- The Washington Times - Saturday, March 15, 2003

The Washington Times received 10 first-place awards from the Maryland-Delaware-D.C. Press Association yesterday for words, pictures and design.

The Times received 18 awards overall in the annual contest.

"It's an honor to work with these folks every day," said Times Managing Editor Fran Coombs, "but it's always gratifying when your professional peers recognize the caliber of work that Times readers enjoy year-round."

Assistant Managing Editor Geoffrey L. Etnyre took first place in page one design for a March 12 cover that judges called "beautiful" for its use of a single, striking photograph of the luminous Twin Towers memorial, which lit the skies of Manhattan last spring.

Sports writer Patrick Hruby took two first-place awards in the sports story and sports column categories.

"Sampras wins one for the aged" extolled the virtues of the over-30 crowd playing at last year's U.S. Open tennis tournament, an account that judges deemed "an interesting mix of news and feature writing."

Mr. Hruby's column, "How to be good," took a close look at the inner workings of the successful athlete called "an exceptional human piece" by judges.

Photographer Michael Connor won first place in general news photo for "Keeping watch," which paired the stark barrel of an assault rifle with the arc of a basketball.

Judges felt it was "a strong comment on the loss of innocence in our schools."

Cliff Owen took first place for his spot news photo, "Inspecting vehicles," a stark portrait of an armed law enforcement official peering inside a car at the height of the Beltway sniper scare last fall.

"A powerful look at an area under siege," judges noted.

Maya Alleruzzo won first place for her photo series "Obeying 'a holy duty' to kill," a disquieting look at young Palestinians in paramilitary training, which judges called "a frightening glimpse into a fanatical faith."

Designer Erin Hyland took a first-place award for feature newspage design for a March 9 page that judges praised for its clever use of artwork and "white space." Designer Jenine Zimmers also took first place for sports design for a May 15 page for her creative use of bold graphics, type and shadow.

Sports Editor Mark Hartsell and Assistant Sports Editor Scott Haring took first place for informational graphics in sports for "Home run kings," an innovative presentation of statistics.

"To condense and distill so many numbers and present them in an easily digested, visually appealing manner is a feat," judges noted.

Artist Alexander Hunter won first place for his illustration "The durable cold warrior," a portrait of former President Ronald Reagan wearing a bearskin headdress, which judges called "A great example of 'presidential masculinity.' "

Other Washington Times award winners were:

•Charles Rousseaux, second place for local column, "The mouse that chuckled."

•Mary Shaffrey and Guy Taylor, second place for general news story, "Twist of fate."

•Dan Daly, second place for sports column, "No victory, just a vast female conspiracy."

•Tom Carter, second place for medical story, "DDT: Malaria's answer in Africa?"

•Demian McLean, second place for headlines, "Baby boomers in hog heaven: midlife crises are left in dust of their Harleys."

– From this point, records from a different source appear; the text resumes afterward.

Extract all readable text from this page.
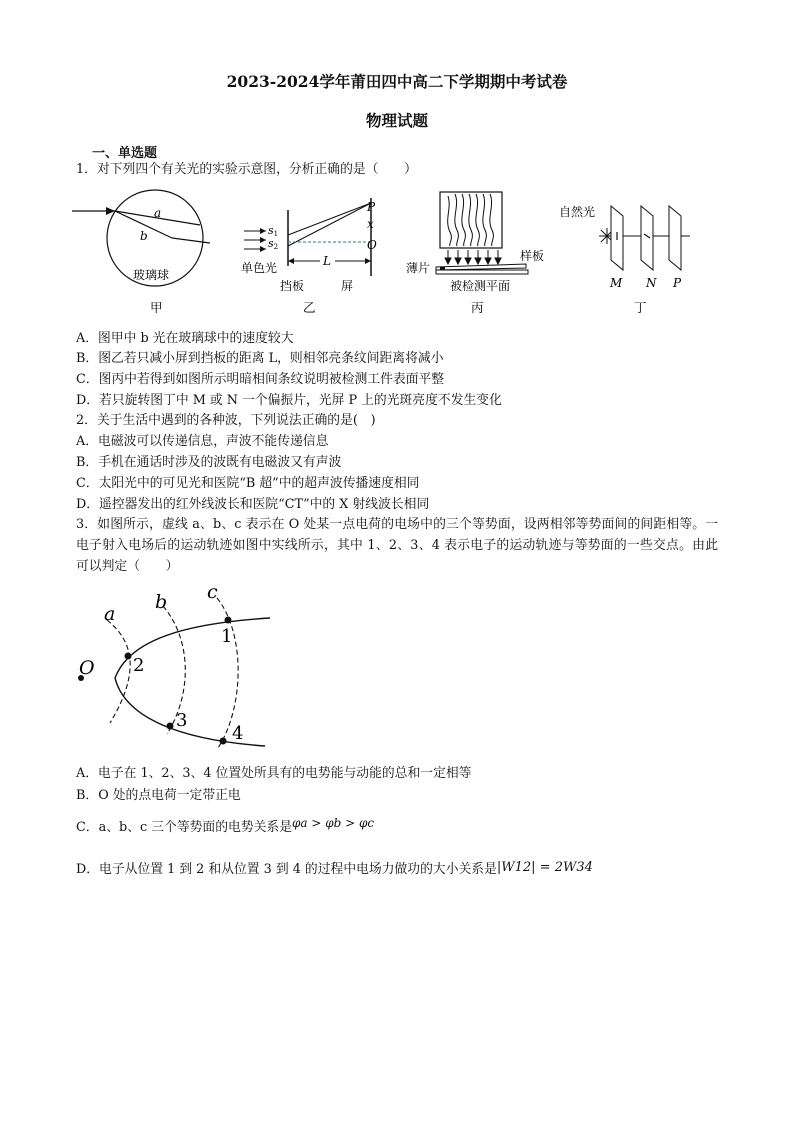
2023-2024学年莆田四中高二下学期期中考试卷
物理试题
一、单选题
1．对下列四个有关光的实验示意图，分析正确的是（　　）
a
b
玻璃球
甲
s1
s2
P
x
O
L
单色光
挡板	屏
乙
薄片
样板
被检测平面
丙
自然光
M N P
丁
A．图甲中 b 光在玻璃球中的速度较大
B．图乙若只减小屏到挡板的距离 L，则相邻亮条纹间距离将减小
C．图丙中若得到如图所示明暗相间条纹说明被检测工件表面平整
D．若只旋转图丁中 M 或 N 一个偏振片，光屏 P 上的光斑亮度不发生变化
2．关于生活中遇到的各种波，下列说法正确的是(　)
A．电磁波可以传递信息，声波不能传递信息
B．手机在通话时涉及的波既有电磁波又有声波
C．太阳光中的可见光和医院“B 超”中的超声波传播速度相同
D．遥控器发出的红外线波长和医院“CT”中的 X 射线波长相同
3．如图所示，虚线 a、b、c 表示在 O 处某一点电荷的电场中的三个等势面，设两相邻等势面间的间距相等。一电子射入电场后的运动轨迹如图中实线所示，其中 1、2、3、4 表示电子的运动轨迹与等势面的一些交点。由此可以判定（　　）
a
b c
O
1
2
3
4
A．电子在 1、2、3、4 位置处所具有的电势能与动能的总和一定相等
B．O 处的点电荷一定带正电
C．a、b、c 三个等势面的电势关系是φa > φb > φc
D．电子从位置 1 到 2 和从位置 3 到 4 的过程中电场力做功的大小关系是|W12| = 2W34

•Liz O. Baylen, won two second-place awards for general news photo, "Saluting Fallen Comrades," and sports photo, "Redskins Rabid."

•Daniel Rosenbaum, second place for spot news photo, "Rounding up the Demonstrators."

The Maryland-Delaware-D.C. Press Association is made up of 164 newspapers from the region. The Washington Times won awards for newspapers with a circulation over 75,000, a field that also includes The Washington Post and the Baltimore Sun.

Separately, copy editor Peter Parisi received honorable mention for headline writing from the American Copy Editors Society in Division C, midsize-circulation (100,000-249,000) newspapers, at the ACES annual convention in Chicago last week. Among his five headlines cited: "Chips down for Lays: Enron ex-chief's wife sells belongings."